I know this is a lot of stuff to code, but that's the way a reactive, elastic, resilient, message-driven system works. Such a system can be extremely robust and handle almost any issues without human intervention. The time you spent building it it saved in the long run when this system runs in production without or with very few issues.

In case you don't have the time for the solution described above:

Use EventStore::load() in your aggregate repository and limit the result to just one event of the aggregate (using MetadataMatcher). If one event is found your aggregate exists.

We can think about adding a EventStore::countEvents() method like suggested by @alanbem but that would be a BC break so only an idea for event-store v8.

enumag commented 6 years ago

@codeliner Thanks for the answer. You're mostly repeating what I previously read elsewhere. I definitely don't want to deny something I read from multiple sources written by people more experienced than I am. The thing is that whatever source I read so far none addressed my concerns about such approach. Can you answer them?

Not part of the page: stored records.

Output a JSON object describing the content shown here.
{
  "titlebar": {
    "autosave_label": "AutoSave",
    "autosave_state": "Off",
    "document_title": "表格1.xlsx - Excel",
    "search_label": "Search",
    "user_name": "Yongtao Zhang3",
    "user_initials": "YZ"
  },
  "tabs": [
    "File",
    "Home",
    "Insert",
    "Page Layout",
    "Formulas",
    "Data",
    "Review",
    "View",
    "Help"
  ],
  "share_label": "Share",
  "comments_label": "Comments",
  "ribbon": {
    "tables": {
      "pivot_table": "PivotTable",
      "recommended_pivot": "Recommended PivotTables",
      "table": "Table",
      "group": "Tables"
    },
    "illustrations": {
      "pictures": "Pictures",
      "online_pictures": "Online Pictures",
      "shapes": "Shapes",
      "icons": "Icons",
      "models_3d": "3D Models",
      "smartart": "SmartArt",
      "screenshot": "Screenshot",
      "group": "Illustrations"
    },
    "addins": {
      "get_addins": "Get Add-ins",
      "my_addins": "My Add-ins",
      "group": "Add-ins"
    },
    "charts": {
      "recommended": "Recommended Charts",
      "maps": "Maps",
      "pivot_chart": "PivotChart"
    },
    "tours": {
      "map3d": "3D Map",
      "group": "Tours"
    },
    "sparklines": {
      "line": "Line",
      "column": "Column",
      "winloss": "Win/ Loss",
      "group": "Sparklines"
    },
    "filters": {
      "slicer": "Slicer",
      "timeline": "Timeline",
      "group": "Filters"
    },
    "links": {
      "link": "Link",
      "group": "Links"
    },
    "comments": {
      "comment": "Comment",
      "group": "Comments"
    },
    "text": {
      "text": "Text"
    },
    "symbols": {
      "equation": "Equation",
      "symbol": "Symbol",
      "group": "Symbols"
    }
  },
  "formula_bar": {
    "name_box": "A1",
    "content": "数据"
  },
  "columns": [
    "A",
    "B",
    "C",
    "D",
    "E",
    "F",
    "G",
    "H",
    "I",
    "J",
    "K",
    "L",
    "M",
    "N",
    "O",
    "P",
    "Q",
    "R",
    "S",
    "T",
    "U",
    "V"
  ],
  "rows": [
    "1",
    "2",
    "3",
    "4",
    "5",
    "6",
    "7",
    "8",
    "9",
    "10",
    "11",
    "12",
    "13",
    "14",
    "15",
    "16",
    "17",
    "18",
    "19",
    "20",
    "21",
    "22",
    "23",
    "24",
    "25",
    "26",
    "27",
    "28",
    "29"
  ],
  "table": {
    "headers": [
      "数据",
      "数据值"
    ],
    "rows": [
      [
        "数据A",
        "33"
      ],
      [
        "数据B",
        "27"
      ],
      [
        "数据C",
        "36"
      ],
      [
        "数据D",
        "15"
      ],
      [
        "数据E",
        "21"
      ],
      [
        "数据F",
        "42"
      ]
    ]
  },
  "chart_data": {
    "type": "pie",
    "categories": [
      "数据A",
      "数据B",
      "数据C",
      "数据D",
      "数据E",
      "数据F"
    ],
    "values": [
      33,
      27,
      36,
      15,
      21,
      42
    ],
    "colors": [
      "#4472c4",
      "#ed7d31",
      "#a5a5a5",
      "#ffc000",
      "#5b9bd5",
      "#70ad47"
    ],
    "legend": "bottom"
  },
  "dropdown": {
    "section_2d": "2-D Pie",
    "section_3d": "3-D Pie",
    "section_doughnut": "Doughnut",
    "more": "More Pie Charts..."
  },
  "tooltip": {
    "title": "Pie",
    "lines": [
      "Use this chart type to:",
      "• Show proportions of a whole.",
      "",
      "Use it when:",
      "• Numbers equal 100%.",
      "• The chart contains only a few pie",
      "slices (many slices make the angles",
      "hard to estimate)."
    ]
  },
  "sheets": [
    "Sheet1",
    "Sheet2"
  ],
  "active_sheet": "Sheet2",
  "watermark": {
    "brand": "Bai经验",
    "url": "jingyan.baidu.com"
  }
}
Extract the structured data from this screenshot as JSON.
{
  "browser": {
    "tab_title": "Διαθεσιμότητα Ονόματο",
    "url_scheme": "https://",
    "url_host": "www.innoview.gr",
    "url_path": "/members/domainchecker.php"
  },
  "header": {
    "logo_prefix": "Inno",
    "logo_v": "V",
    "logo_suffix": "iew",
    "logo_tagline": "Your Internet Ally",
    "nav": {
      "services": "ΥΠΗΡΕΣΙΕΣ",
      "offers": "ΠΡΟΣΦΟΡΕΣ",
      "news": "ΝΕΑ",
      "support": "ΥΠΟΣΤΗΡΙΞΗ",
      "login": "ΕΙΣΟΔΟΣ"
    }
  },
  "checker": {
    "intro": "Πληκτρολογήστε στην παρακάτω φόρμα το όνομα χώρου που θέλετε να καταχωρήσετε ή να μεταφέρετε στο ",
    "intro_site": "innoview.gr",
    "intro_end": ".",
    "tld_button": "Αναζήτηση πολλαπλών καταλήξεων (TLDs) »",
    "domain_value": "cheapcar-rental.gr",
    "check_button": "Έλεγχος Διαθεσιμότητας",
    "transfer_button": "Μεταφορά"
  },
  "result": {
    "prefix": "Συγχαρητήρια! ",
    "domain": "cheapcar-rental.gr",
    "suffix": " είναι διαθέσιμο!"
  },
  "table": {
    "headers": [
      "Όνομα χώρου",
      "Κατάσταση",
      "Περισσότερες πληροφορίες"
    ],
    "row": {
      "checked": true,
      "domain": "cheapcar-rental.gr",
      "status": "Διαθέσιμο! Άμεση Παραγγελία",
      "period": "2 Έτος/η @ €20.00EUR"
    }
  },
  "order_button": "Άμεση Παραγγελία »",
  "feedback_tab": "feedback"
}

Yes! I know it is hard to achieve. The illusion of consistency pushes us in the direction of exposing aggregate state, because the aggregate is consistent and the read model is not. But when exposing aggregate state you couple your aggregate with services, command handlers, ... And sooner or later you're no longer able to refactor or remove the aggregate, because its getters are used everywhere in the codebase.

That's my concern exactly. Any tips how to solve it? You can't really sacrifice consistency, right?

Why not? What happens in that case? Can the business deal with it? A technical exception rejecting the command is not useful. Why are wrong IDs referenced in the first place?

Well the IDs are user input so I can't simply trust that they exist. And when it doesn't I need to tell that to the user and not just pretend that everything is ok. The user would be unaware that he did something wrong. So that exception is not only useful but necessary.

The system is an API so technical exception is just fine. The developer who works with the API will know what to do with it. In case it is a browser client it should translate the exception into something readable by the user (if the error is something he can fix).

A resilient system accepts the command CreateContract and processes it. Then if you want to make sure that Contractor and Apartment are known in the system you either check that during read model projection or with a process manager. In both cases you access the read model to answer that question. Let's say Contractor cannot be found. First you can try again in a few minutes, maybe the read model is not up to date. If Contractor is still not in the read model you should send the Contract aggregate a command to mark the contract as invalid. You should also inform support and/or business about the issue so that it can be resolved manually.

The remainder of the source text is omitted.